Iranian President Hassan Rouhani on Tuesday delivered his first English-language TV message to the American people in an interview with CNN's Christiane Amanpour.
"I would like to say to American people: I bring peace and friendship from Iranians to Americans," he said.
Rouhani is in many ways the "it" man of this U.N. General Assembly, where Western leaders are trying to gauge whether his diplomatic overtures will translate into concrete policy changes.
He has recently exchanged letters with U.S. President Barack Obama, and there had been suspicion brewing in diplomatic circles that the two leaders would meet face-to-face, informally, at the United Nations in New York.
"There were some talks about it," Rouhani told Amanpour through a translator. "And preparation for the work was done a bit as well."
"The United States declared its interest in having such a meeting, and in principle Iran could have under certain circumstances allowed for it to happen," he said. "But I believe we didn't have sufficient time to really coordinate the meeting to the full extent that we needed to."
Two senior U.S. administration officials told CNN on Tuesday that the encounter was called off because it was considered "too complicated" for Iran back home.
Complicated domestic politics or not, the Iranian president made clear that he has full permission from Iran's supreme leader, Ayatollah Ali Khamenei, to negotiate with the West.
"I think that the president of Iran has the authority whenever the national interest of the country is involved," Rouhani told Amanpour. "The supreme leader of Iran has said that should negotiations be necessary for the national interest of the country, he is in fact not opposed to it."
"Now, if an opportunity was created today, had arisen today," the Iranian president said, "and the prep work for that had been done, most probably the talks would have haven taken place, primarily focused on the nuclear issue or the developments on the Middle East.
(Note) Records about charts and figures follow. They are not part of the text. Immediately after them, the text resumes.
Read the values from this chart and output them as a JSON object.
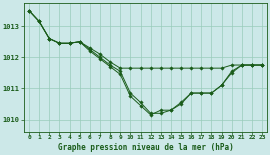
{
  "xlabel": "Graphe pression niveau de la mer (hPa)",
  "bg_color": "#cce8e8",
  "grid_color": "#99ccbb",
  "line_color": "#1a5c1a",
  "marker_color": "#1a5c1a",
  "text_color": "#1a5c1a",
  "xlim": [
    -0.5,
    23.5
  ],
  "ylim": [
    1009.6,
    1013.75
  ],
  "yticks": [
    1010,
    1011,
    1012,
    1013
  ],
  "xticks": [
    0,
    1,
    2,
    3,
    4,
    5,
    6,
    7,
    8,
    9,
    10,
    11,
    12,
    13,
    14,
    15,
    16,
    17,
    18,
    19,
    20,
    21,
    22,
    23
  ],
  "series": [
    [
      1013.5,
      1013.15,
      1012.6,
      1012.45,
      1012.45,
      1012.5,
      1012.3,
      1012.1,
      1011.85,
      1011.65,
      1011.65,
      1011.65,
      1011.65,
      1011.65,
      1011.65,
      1011.65,
      1011.65,
      1011.65,
      1011.65,
      1011.65,
      1011.75,
      1011.75,
      1011.75,
      1011.75
    ],
    [
      1013.5,
      1013.15,
      1012.6,
      1012.45,
      1012.45,
      1012.5,
      1012.25,
      1012.0,
      1011.75,
      1011.55,
      1010.85,
      1010.55,
      1010.2,
      1010.2,
      1010.3,
      1010.55,
      1010.85,
      1010.85,
      1010.85,
      1011.1,
      1011.55,
      1011.75,
      1011.75,
      1011.75
    ],
    [
      1013.5,
      1013.15,
      1012.6,
      1012.45,
      1012.45,
      1012.5,
      1012.2,
      1011.95,
      1011.7,
      1011.45,
      1010.75,
      1010.45,
      1010.15,
      1010.3,
      1010.3,
      1010.5,
      1010.85,
      1010.85,
      1010.85,
      1011.1,
      1011.5,
      1011.75,
      1011.75,
      1011.75
    ]
  ]
}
Therefore the supreme leader, I can tell you, has given permission for my government to freely negotiate on these issues."
Rouhani stands in stark contrast to his predecessor, Mahmoud Ahmadinejad, who used his speeches at the U.N. to spew rhetoric; he was famous for his questioning of the Holocaust.
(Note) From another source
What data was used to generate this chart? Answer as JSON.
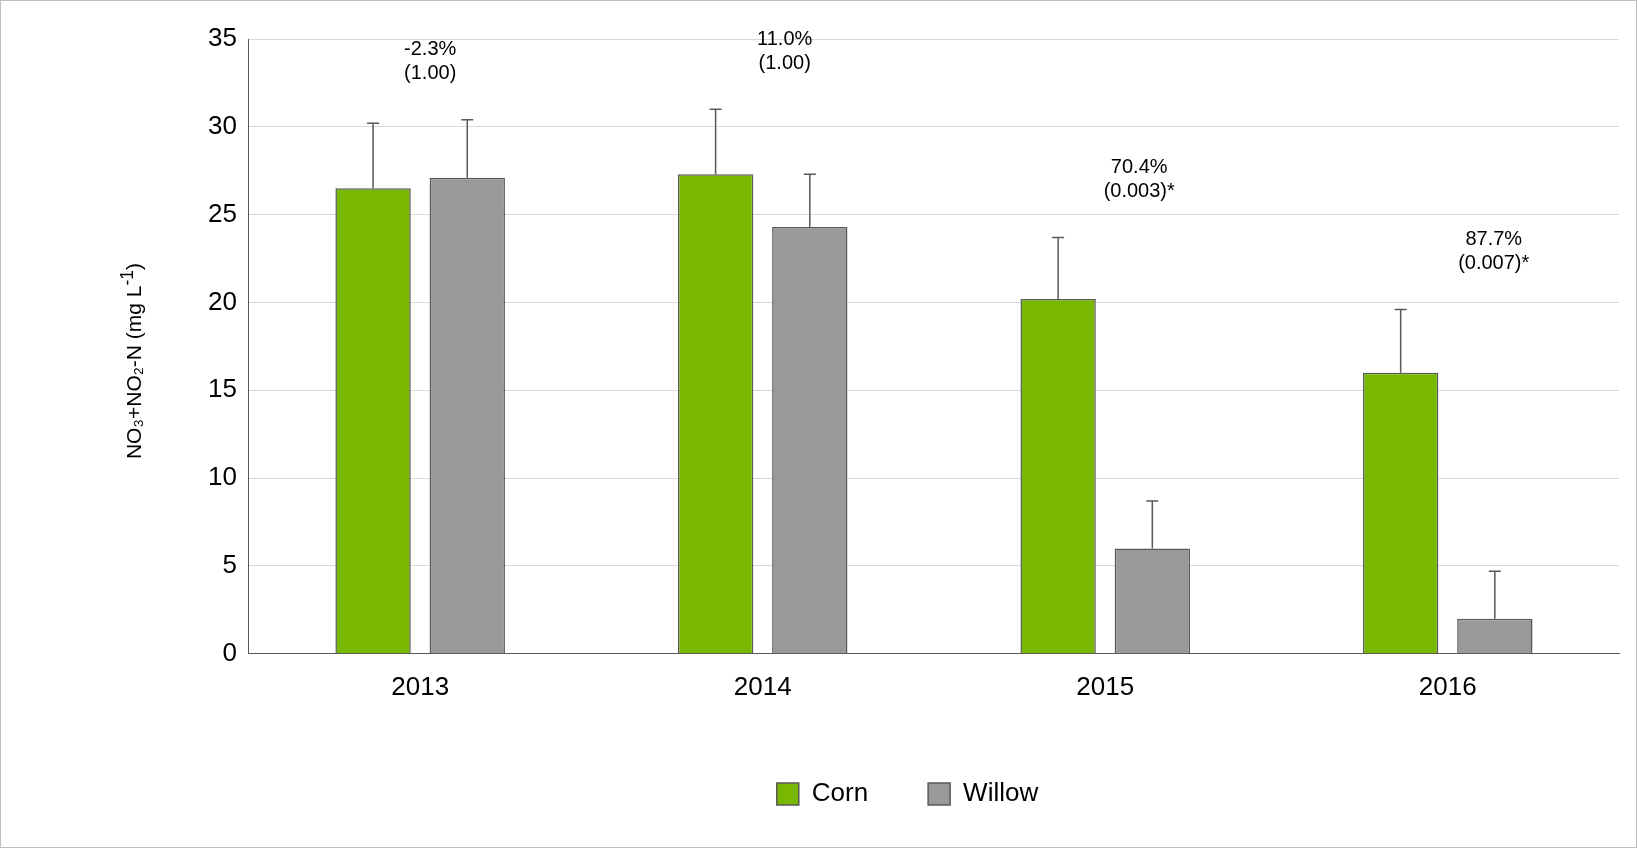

"I have said before that I am not a historian, and that when it comes to speaking of the dimensions of the Holocaust it is the historians that should reflect on it," Rouhani told Amanpour. "But in general I can tell you that any crime that happens in history against humanity, including the crime the Nazis committed towards the Jews, as well as non-Jewish people, was reprehensible and condemnable as far as we are concerned."